Examining the Economic Effects of Conference Realignment

Even though the creation of “super” conferences appears to no longer be imminent, the realignment of the Big Ten and Pac-10 certainly created some ripples in the sea of college athletics. But if the pair of leagues had expanded to 16 teams as many speculated, those ripples of change would have become waves that would have washed away the current Bowl Championship Series (BCS) setup.

Sport economist and University of Alberta professor Brad Humphreys believes the formation of four “super” conferences could have signaled the end of the current BCS setup.

“If you are a fan of the current bowl/poll system, traditional rivalries, and the rest of that, then the current outcome—with only Nebraska, Colorado, and (Utah) moving—and the same basic BCS conference configuration is a good thing,” Humphreys said. “If you want a playoff, then a 16-team ‘super’ conference configuration is better, as the BCS is probably untenable under that configuration.”

The Pac-10 made a serious run at reconfiguring its league membership from 10 to 16 institutions, but was ultimately turned down by Texas and a collection of Big XII members. It was also being speculated that the Big Ten would consider growing to a 14- or 16-team league. But for now, the Big XII will have 10 members and the Big Ten and Pac-10 will each have 12 members.

The Big Ten (which despite its name had 11 members) got to 12 teams by plucking Nebraska from the Big XII, while the Pac-10 grew by adding Colorado from the Big XII and Utah from the Mountain West.

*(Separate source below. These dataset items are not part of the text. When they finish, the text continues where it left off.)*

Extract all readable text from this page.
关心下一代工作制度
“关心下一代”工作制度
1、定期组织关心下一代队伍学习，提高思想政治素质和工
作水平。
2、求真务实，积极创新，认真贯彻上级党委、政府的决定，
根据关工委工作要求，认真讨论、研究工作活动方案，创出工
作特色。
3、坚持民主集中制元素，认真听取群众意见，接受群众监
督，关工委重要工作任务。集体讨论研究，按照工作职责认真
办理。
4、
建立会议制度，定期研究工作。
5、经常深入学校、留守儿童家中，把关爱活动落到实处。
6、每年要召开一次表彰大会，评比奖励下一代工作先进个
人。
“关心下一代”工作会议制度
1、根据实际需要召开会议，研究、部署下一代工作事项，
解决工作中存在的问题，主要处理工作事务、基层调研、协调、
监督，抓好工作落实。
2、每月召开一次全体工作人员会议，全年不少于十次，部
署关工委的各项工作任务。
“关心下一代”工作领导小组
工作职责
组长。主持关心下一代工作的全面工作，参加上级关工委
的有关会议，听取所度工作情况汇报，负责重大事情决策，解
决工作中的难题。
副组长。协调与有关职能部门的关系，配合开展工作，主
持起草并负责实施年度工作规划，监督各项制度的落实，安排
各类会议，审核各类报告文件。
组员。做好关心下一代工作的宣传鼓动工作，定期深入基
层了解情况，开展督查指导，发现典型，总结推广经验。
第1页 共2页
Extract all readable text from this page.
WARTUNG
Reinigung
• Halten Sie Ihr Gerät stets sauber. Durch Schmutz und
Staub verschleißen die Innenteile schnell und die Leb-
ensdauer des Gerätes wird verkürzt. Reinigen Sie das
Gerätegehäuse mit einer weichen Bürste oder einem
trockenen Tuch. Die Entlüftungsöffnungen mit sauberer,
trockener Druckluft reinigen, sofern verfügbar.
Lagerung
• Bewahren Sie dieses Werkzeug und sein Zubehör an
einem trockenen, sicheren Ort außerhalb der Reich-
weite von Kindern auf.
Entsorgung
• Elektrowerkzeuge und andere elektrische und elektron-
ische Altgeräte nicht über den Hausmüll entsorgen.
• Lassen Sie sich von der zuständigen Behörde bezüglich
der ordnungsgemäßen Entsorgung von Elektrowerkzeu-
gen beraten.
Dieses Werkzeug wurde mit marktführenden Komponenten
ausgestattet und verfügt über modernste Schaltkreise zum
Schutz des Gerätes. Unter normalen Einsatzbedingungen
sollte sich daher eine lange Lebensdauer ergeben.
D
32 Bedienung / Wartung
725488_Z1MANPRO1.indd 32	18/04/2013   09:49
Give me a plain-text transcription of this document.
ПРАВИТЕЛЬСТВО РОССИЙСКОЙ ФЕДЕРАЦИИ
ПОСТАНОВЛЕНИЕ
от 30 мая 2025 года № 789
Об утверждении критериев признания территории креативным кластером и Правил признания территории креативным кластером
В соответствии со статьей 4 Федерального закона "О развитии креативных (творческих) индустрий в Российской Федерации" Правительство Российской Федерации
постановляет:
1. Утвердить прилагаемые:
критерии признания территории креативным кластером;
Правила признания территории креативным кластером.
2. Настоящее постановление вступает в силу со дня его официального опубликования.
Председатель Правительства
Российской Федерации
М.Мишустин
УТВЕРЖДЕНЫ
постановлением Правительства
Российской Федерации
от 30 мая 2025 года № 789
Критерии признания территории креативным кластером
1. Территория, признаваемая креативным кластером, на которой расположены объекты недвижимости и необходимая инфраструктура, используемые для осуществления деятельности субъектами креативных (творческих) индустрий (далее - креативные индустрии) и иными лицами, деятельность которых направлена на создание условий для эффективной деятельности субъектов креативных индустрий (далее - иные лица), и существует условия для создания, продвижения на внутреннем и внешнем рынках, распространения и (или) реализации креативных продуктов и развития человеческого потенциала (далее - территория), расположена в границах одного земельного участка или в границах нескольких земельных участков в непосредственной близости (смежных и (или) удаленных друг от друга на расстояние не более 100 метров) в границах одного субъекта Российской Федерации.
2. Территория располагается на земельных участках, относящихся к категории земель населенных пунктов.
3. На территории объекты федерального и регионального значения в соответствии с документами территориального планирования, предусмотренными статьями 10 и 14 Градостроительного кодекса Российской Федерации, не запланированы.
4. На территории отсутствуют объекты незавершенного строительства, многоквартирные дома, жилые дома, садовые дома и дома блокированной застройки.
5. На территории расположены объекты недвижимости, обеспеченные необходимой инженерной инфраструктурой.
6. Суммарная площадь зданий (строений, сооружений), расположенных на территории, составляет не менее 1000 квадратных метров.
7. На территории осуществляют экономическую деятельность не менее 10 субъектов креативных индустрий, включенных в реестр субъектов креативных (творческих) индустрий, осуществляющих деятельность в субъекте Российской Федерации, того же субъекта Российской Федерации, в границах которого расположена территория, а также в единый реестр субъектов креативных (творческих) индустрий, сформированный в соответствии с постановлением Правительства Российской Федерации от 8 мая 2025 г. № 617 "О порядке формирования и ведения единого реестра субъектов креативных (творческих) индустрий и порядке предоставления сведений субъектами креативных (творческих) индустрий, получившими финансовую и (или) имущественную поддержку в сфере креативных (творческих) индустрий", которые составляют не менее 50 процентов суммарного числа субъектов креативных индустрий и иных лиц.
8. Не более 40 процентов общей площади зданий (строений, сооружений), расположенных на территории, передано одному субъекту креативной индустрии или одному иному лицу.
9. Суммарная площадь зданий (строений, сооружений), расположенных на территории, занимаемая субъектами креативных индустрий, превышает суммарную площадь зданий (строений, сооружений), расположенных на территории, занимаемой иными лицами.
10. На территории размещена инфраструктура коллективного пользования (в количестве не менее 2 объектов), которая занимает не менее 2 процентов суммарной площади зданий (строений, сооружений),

Now both those conferences are able to host a conference championship game in football, which they were previously unable to do since the NCAA mandates a membership of at least 12 schools in order to have a conference championship contest.

But just how beneficial financially is the coveted conference championship game in football? It depends on the TV deal and fan turnout, according to Humphreys.

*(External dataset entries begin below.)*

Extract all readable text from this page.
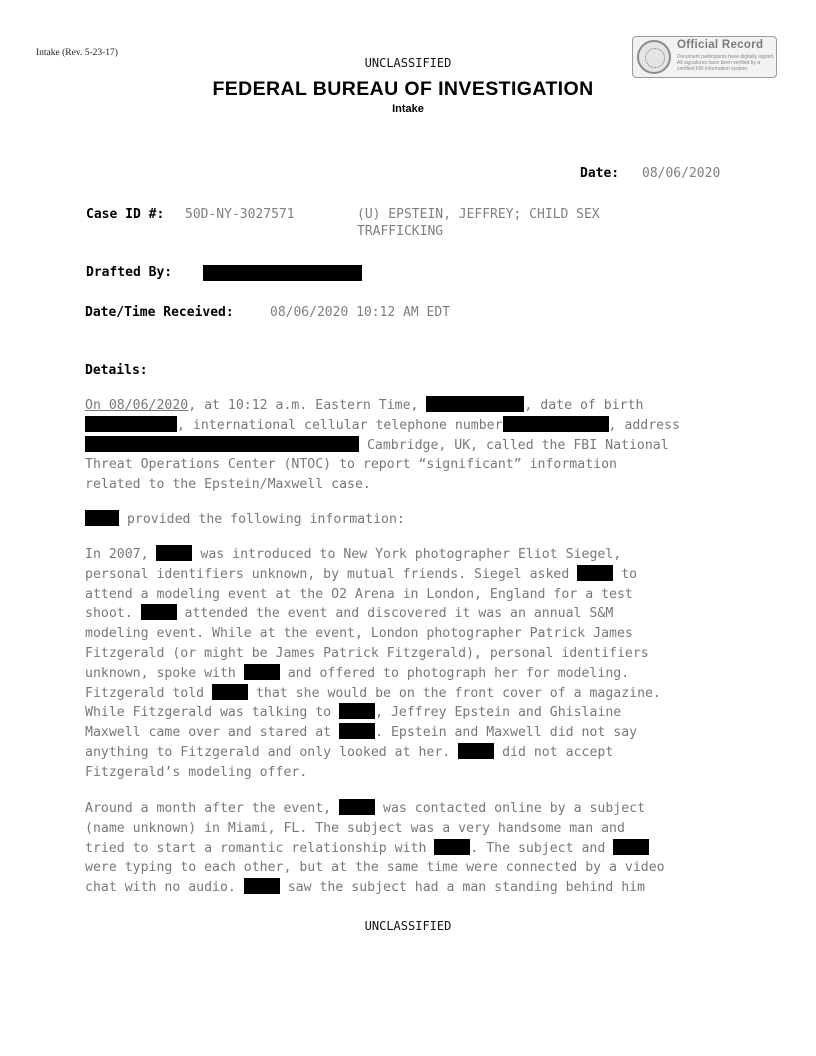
Intake (Rev. 5-23-17)
UNCLASSIFIED
FEDERAL BUREAU OF INVESTIGATION
Intake
Official Record
Document participants have digitally signed. All signatures have been verified by a certified FBI information system.
Date: 08/06/2020
Case ID #: 50D-NY-3027571	(U) EPSTEIN, JEFFREY; CHILD SEX
TRAFFICKING
Drafted By:
Date/Time Received:	08/06/2020 10:12 AM EDT
Details:
On 08/06/2020, at 10:12 a.m. Eastern Time,	, date of birth
, international cellular telephone number	, address
Cambridge, UK, called the FBI National
Threat Operations Center (NTOC) to report “significant” information
related to the Epstein/Maxwell case.
provided the following information:
In 2007,	was introduced to New York photographer Eliot Siegel,
personal identifiers unknown, by mutual friends. Siegel asked	to
attend a modeling event at the O2 Arena in London, England for a test
shoot.	attended the event and discovered it was an annual S&M
modeling event. While at the event, London photographer Patrick James
Fitzgerald (or might be James Patrick Fitzgerald), personal identifiers
unknown, spoke with	and offered to photograph her for modeling.
Fitzgerald told	that she would be on the front cover of a magazine.
While Fitzgerald was talking to	, Jeffrey Epstein and Ghislaine
Maxwell came over and stared at	. Epstein and Maxwell did not say
anything to Fitzgerald and only looked at her.	did not accept
Fitzgerald’s modeling offer.
Around a month after the event,	was contacted online by a subject
(name unknown) in Miami, FL. The subject was a very handsome man and
tried to start a romantic relationship with	. The subject and
were typing to each other, but at the same time were connected by a video
chat with no audio.	saw the subject had a man standing behind him
UNCLASSIFIED
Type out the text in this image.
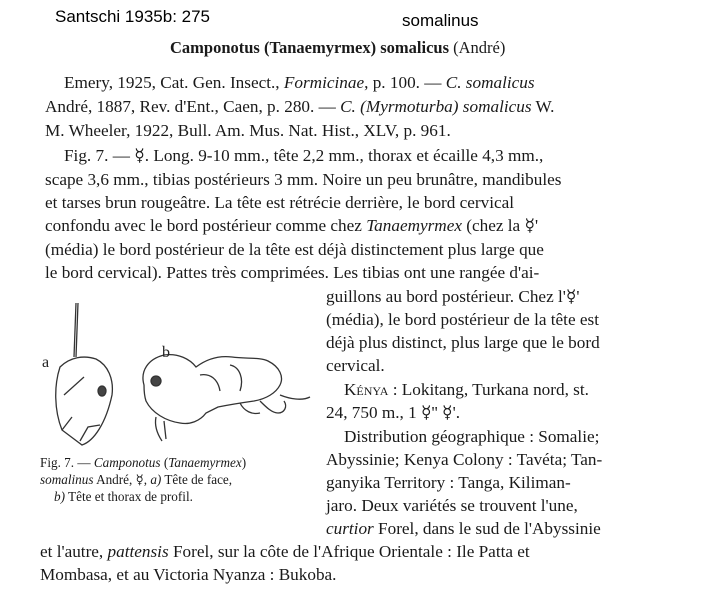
Santschi 1935b: 275	somalinus
Camponotus (Tanaemyrmex) somalicus (André)
Emery, 1925, Cat. Gen. Insect., Formicinae, p. 100. — C. somalicus
André, 1887, Rev. d'Ent., Caen, p. 280. — C. (Myrmoturba) somalicus W.
M. Wheeler, 1922, Bull. Am. Mus. Nat. Hist., XLV, p. 961.
Fig. 7. — ☿. Long. 9-10 mm., tête 2,2 mm., thorax et écaille 4,3 mm.,
scape 3,6 mm., tibias postérieurs 3 mm. Noire un peu brunâtre, mandibules
et tarses brun rougeâtre. La tête est rétrécie derrière, le bord cervical
confondu avec le bord postérieur comme chez Tanaemyrmex (chez la ☿'
(média) le bord postérieur de la tête est déjà distinctement plus large que
le bord cervical). Pattes très comprimées. Les tibias ont une rangée d'ai-
guillons au bord postérieur. Chez l'☿'
(média), le bord postérieur de la tête est
déjà plus distinct, plus large que le bord
cervical.
Kénya : Lokitang, Turkana nord, st.
24, 750 m., 1 ☿'' ☿'.
Distribution géographique : Somalie;
Abyssinie; Kenya Colony : Tavéta; Tan-
ganyika Territory : Tanga, Kiliman-
jaro. Deux variétés se trouvent l'une,
curtior Forel, dans le sud de l'Abyssinie
et l'autre, pattensis Forel, sur la côte de l'Afrique Orientale : Ile Patta et
Mombasa, et au Victoria Nyanza : Bukoba.
a
b
Fig. 7. — Camponotus (Tanaemyrmex)
somalinus André, ☿, a) Tête de face,
b) Tête et thorax de profil.
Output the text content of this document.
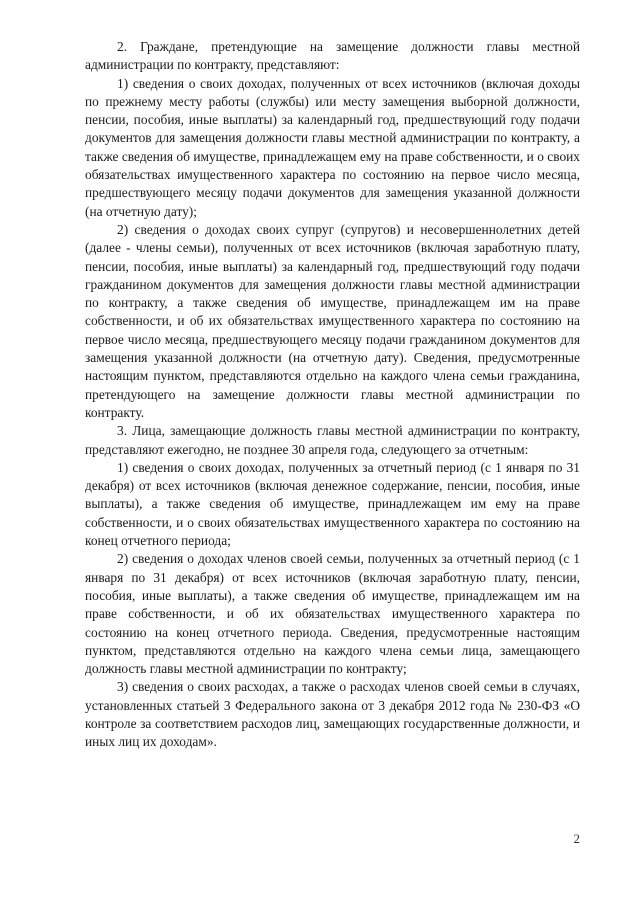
2. Граждане, претендующие на замещение должности главы местной администрации по контракту, представляют:

1) сведения о своих доходах, полученных от всех источников (включая доходы по прежнему месту работы (службы) или месту замещения выборной должности, пенсии, пособия, иные выплаты) за календарный год, предшествующий году подачи документов для замещения должности главы местной администрации по контракту, а также сведения об имуществе, принадлежащем ему на праве собственности, и о своих обязательствах имущественного характера по состоянию на первое число месяца, предшествующего месяцу подачи документов для замещения указанной должности (на отчетную дату);

2) сведения о доходах своих супруг (супругов) и несовершеннолетних детей (далее - члены семьи), полученных от всех источников (включая заработную плату, пенсии, пособия, иные выплаты) за календарный год, предшествующий году подачи гражданином документов для замещения должности главы местной администрации по контракту, а также сведения об имуществе, принадлежащем им на праве собственности, и об их обязательствах имущественного характера по состоянию на первое число месяца, предшествующего месяцу подачи гражданином документов для замещения указанной должности (на отчетную дату). Сведения, предусмотренные настоящим пунктом, представляются отдельно на каждого члена семьи гражданина, претендующего на замещение должности главы местной администрации по контракту.

3. Лица, замещающие должность главы местной администрации по контракту, представляют ежегодно, не позднее 30 апреля года, следующего за отчетным:

1) сведения о своих доходах, полученных за отчетный период (с 1 января по 31 декабря) от всех источников (включая денежное содержание, пенсии, пособия, иные выплаты), а также сведения об имуществе, принадлежащем им ему на праве собственности, и о своих обязательствах имущественного характера по состоянию на конец отчетного периода;

2) сведения о доходах членов своей семьи, полученных за отчетный период (с 1 января по 31 декабря) от всех источников (включая заработную плату, пенсии, пособия, иные выплаты), а также сведения об имуществе, принадлежащем им на праве собственности, и об их обязательствах имущественного характера по состоянию на конец отчетного периода. Сведения, предусмотренные настоящим пунктом, представляются отдельно на каждого члена семьи лица, замещающего должность главы местной администрации по контракту;

3) сведения о своих расходах, а также о расходах членов своей семьи в случаях, установленных статьей 3 Федерального закона от 3 декабря 2012 года № 230-ФЗ «О контроле за соответствием расходов лиц, замещающих государственные должности, и иных лиц их доходам».

2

“While the lure of holding a conference championship game in football is what started all this moving, I think the overall profitability of those games is uncertain,” said Humphreys, an associate editor of the International Journal of Sport Finance. “Sure, the SEC championship game is a huge financial success, but I don’t think the ACC championship game has produced the kind of revenue that was expected.”

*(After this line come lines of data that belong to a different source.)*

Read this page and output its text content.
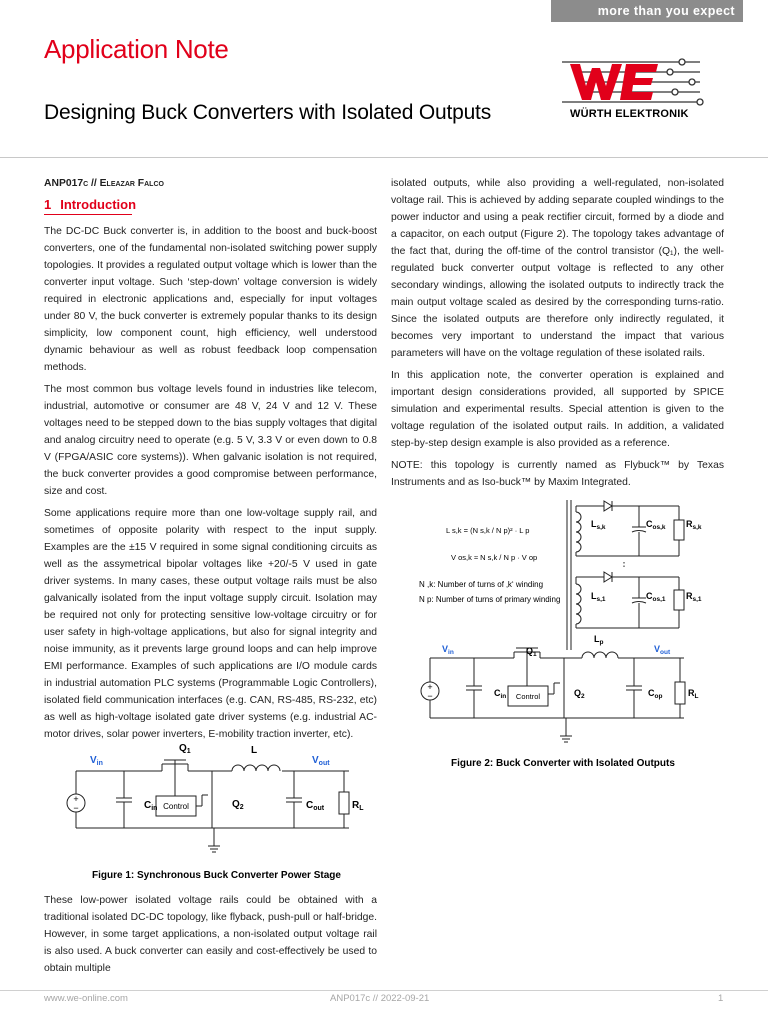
more than you expect
Application Note
Designing Buck Converters with Isolated Outputs	WÜRTH ELEKTRONIK
ANP017c // Eleazar Falco
1 Introduction

The DC-DC Buck converter is, in addition to the boost and buck-boost converters, one of the fundamental non-isolated switching power supply topologies. It provides a regulated output voltage which is lower than the converter input voltage. Such ‘step-down’ voltage conversion is widely required in electronic applications and, especially for input voltages under 80 V, the buck converter is extremely popular thanks to its design simplicity, low component count, high efficiency, well understood dynamic behaviour as well as robust feedback loop compensation methods.

The most common bus voltage levels found in industries like telecom, industrial, automotive or consumer are 48 V, 24 V and 12 V. These voltages need to be stepped down to the bias supply voltages that digital and analog circuitry need to operate (e.g. 5 V, 3.3 V or even down to 0.8 V (FPGA/ASIC core systems)). When galvanic isolation is not required, the buck converter provides a good compromise between performance, size and cost.

Some applications require more than one low-voltage supply rail, and sometimes of opposite polarity with respect to the input supply. Examples are the ±15 V required in some signal conditioning circuits as well as the assymetrical bipolar voltages like +20/-5 V used in gate driver systems. In many cases, these output voltage rails must be also galvanically isolated from the input voltage supply circuit. Isolation may be required not only for protecting sensitive low-voltage circuitry or for user safety in high-voltage applications, but also for signal integrity and noise immunity, as it prevents large ground loops and can help improve EMI performance. Examples of such applications are I/O module cards in industrial automation PLC systems (Programmable Logic Controllers), isolated field communication interfaces (e.g. CAN, RS-485, RS-232, etc) as well as high-voltage isolated gate driver systems (e.g. industrial AC-motor drives, solar power inverters, E-mobility traction inverter, etc).

+
−
$V_{in}$	$V_{out}$
$Q_1$	L
$C_{in}$	$Q_2$	$C_{out}$	$R_L$
Control
Figure 1: Synchronous Buck Converter Power Stage

These low-power isolated voltage rails could be obtained with a traditional isolated DC-DC topology, like flyback, push-pull or half-bridge. However, in some target applications, a non-isolated output voltage rail is also used. A buck converter can easily and cost-effectively be used to obtain multiple

isolated outputs, while also providing a well-regulated, non-isolated voltage rail. This is achieved by adding separate coupled windings to the power inductor and using a peak rectifier circuit, formed by a diode and a capacitor, on each output (Figure 2). The topology takes advantage of the fact that, during the off-time of the control transistor (Q₁), the well-regulated buck converter output voltage is reflected to any other secondary windings, allowing the isolated outputs to indirectly track the main output voltage scaled as desired by the corresponding turns-ratio. Since the isolated outputs are therefore only indirectly regulated, it becomes very important to understand the impact that various parameters will have on the voltage regulation of these isolated rails.

In this application note, the converter operation is explained and important design considerations provided, all supported by SPICE simulation and experimental results. Special attention is given to the voltage regulation of the isolated output rails. In addition, a validated step-by-step design example is also provided as a reference.

NOTE: this topology is currently named as Flybuck™ by Texas Instruments and as Iso-buck™ by Maxim Integrated.

+
−
L s,k = (N s,k / N p)² · L p
V os,k ≈ N s,k / N p · V op
N ,k: Number of turns of ‚k‘ winding
N p: Number of turns of primary winding
$L_{s,k}$	$C_{os,k}$ $R_{s,k}$
$L_{s,1}$	$C_{os,1}$ $R_{s,1}$
$L_p$
$V_{in}$	$V_{out}$
$Q_1$
$C_{in}$	$Q_2$	$C_{op}$	$R_L$
Control
Figure 2: Buck Converter with Isolated Outputs
www.we-online.com	ANP017c // 2022-09-21	1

The Mountain West has been the only other conference to undergo a significant makeover this summer, but it took one step forward and then one step back. Football power Boise State left the WAC for the Mountain West, but days later Utah, another football power, left the Mountain West for the Pac-10.

While the Pac-10 and Big Ten will enjoy a significant bump in exposure and revenue, the Big XII would appear set to take a financial hit. But Big XII commissioner Dan Bebee made some backroom deals and promises to keep the Big XII from imploding, with the biggest being a promise that revenue generated from TV packages would nearly double for every institution. Additionally, schools are allowed to create their own TV networks, a deal that essentially only Texas could feasibly pull off.

“To me, the biggest issue going forward is how much TV revenue the ‘new’ Big XII earns,” Humphreys said “The Big XII commissioner somehow put together a football TV deal that produced more money for fewer teams. I don’t understand the economics of that deal, and we will have to see if it happens. If not, then the ‘new’ Big XII may not last long.”

And if any members of the “new” Big XII feel promises aren’t being kept, don’t be shocked if the Pac-10 ultimately does grow from 12 to 16 teams. The Big Ten, as well, may have long-term plans to grow to 14 or 16 members.

But Humphreys pointed out that conference commissioners should do their homework in order to determine whether growth in membership will equal growth in revenue.

“The most important question seems to be what sort of scale economies are realized when a football conference expands to 16 teams,” Humphreys said. “Do revenues grow by more than costs when a conference increases beyond 12, or do costs grow by more than revenues? I don’t know the answer to that question, and I don’t think anyone running a college football conference knows the answer.”